私たちは隣の部屋からその奇跡のような様子を見ながら待機しています。約束したのは2時間。だけど、そのとき私たち3人は心の中で同じことを思っていました。
(今、ここで亡くなられてもいいのかもしれない)
医療に携わる者がそんなことを思うのは本当はいけないことかもしれません。不謹慎だと叱られるかもしれない。しかし、あの場にいた私たちは、その人にとって家族にとって、これでまた病院に連れて戻ることが本当に良いことなのだろうかと思わずにはいられなかった。

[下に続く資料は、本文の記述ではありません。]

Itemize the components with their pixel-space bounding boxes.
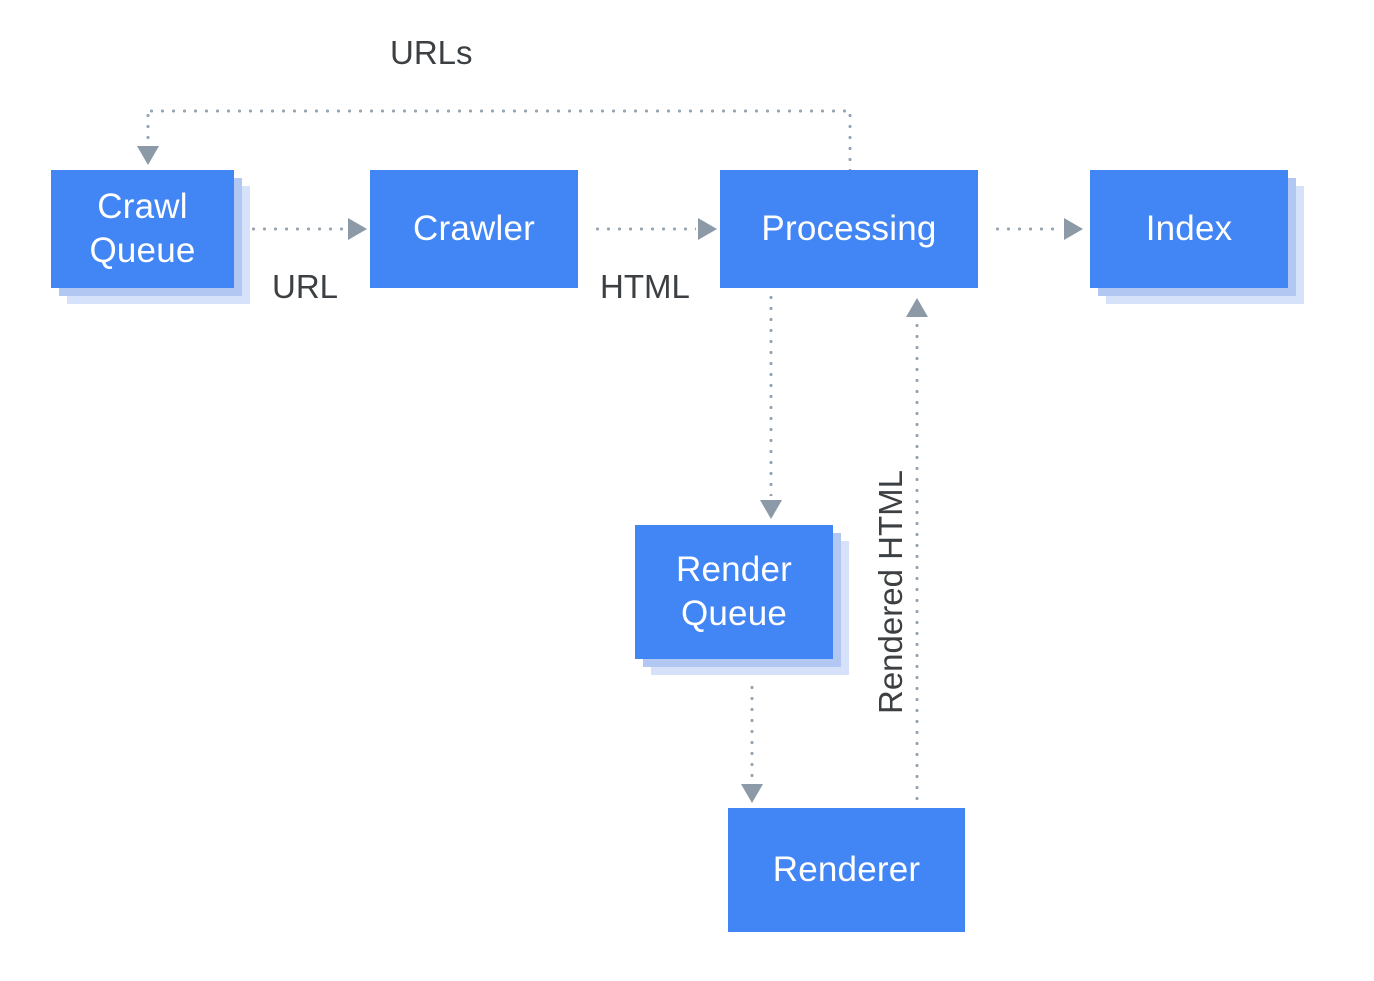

ここで家族と一緒に大切な時間をわかちあっているのに、また病院に連れ戻すのはなんとも忍びなかったのです。これが本音でした。あっという間に約束の2時間が過ぎ、帰りの自動車の中では、ご本人の意識ははっきりしない様子でした。誰も何も喋れなかった。その方は、そのあと間もなくして病院で亡くなられました。
そのときに強く感じたのは、その人にとっての「家」や「家族」の大切さ、地域への愛着です。それまで自分は病院の中だけで患者さんを見ていた。一人ひとりの人には病院を出たあとも人生があるのに、それが見えていなかったことを深く思い知ったのです。
人の人生も知らずに、患者さんと向き合おうとしていた自分がとても情けなくなりました。その人の人生を知ろうとすることには新人も中堅もベテランも関係ありません。
目の前の人のことを知ろうとすることで、その人のいちばん良き理解者になれる。自分がやろうとしていることは、こういう世界なんだと確信したのです。